僕の感性

詩、映画、古書、薀蓄などを感性の赴くまま紹介します。

パンの会

2013-02-13 17:31:11 | 文学
 私はどちらかというとご飯党だが、時よりパンも食べたくなる。特に揚げパンや生クリームたっぷりのものが好きだ。

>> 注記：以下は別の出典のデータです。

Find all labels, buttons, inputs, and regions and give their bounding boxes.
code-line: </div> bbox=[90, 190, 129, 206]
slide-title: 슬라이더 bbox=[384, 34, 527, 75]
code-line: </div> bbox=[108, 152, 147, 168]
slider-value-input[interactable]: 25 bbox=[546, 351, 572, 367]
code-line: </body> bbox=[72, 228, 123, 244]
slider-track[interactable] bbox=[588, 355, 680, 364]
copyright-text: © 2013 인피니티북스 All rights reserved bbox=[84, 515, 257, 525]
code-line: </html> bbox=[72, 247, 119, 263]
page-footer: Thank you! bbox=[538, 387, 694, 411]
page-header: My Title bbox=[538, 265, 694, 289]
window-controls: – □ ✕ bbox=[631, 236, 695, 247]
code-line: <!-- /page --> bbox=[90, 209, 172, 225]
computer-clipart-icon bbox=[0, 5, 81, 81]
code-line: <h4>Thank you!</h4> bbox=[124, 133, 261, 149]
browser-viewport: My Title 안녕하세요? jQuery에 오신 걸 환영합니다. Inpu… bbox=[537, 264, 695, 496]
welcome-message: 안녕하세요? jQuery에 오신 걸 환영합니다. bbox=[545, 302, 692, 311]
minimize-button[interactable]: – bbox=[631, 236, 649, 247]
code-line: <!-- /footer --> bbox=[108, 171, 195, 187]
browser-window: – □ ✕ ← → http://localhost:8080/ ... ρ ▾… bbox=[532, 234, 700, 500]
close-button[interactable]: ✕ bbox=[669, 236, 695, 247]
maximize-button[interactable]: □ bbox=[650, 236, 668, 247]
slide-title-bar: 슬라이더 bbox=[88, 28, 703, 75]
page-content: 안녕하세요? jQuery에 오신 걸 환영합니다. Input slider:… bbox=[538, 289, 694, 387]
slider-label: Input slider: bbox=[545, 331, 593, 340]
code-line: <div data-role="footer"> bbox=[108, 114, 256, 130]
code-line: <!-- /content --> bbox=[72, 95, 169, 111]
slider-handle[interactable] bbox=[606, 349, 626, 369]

「パンの会」というとパンの試食会のようだが、さにあらず、1908年(明治41年)に北原白秋や木下杢太郎らのスバル派と
画家の石井柏亭や山本鼎らが興した文藝運動の場なのである。

パニックの語源であるギリシャ神話の半獣神パンにその名をとった。
彼らはフランスのヴェルレーヌ、ボードレール、ランボーなどフランスの詩人に憧れ、隅田川をセーヌ川に見立て隅田川界隈の
西洋料理店で会合を行った。反自然主義を標榜し、江戸情緒趣味や異国情緒への憧憬など浪漫主義を提唱した。

長田幹彦は当時の様子を次のように述べている。

真のノスタルジアと空想と詩とに陶酔し、惑溺した時代だ。芸術上の運動が至醇な自覚と才能から出発した時代だ。心の扉に「商売」の札がなかった時代だ。人生は美しかった。

北原白秋の「邪宗門」も石井柏亭の装幀でとても素敵な作品に仕上がっている。


        われは思ふ、末世の邪宗、切支丹でうすの魔法、
        
        黒船の加比丹(かぴたん)を、紅毛の不可思議国を、
        
        色赤きびいどろを、匂い鋭(と)きあんじゃべいいる、
        
        南蛮の桟留縞(さんとめじま)を、はた、阿刺吉(あらき)、珍陀(ちんだ)の酒を。
        
        目見(まみ)青きドミニカ人は陀羅尼(だらに)誦(づ)し夢にも語る、
        
        
        芥子粒を林檎のごとく見すという欺罔(けれん)の器(うつは)、
        
        波羅葦僧(はらいそ)の空をも覗(のぞ)く伸び縮む奇なる眼鏡を。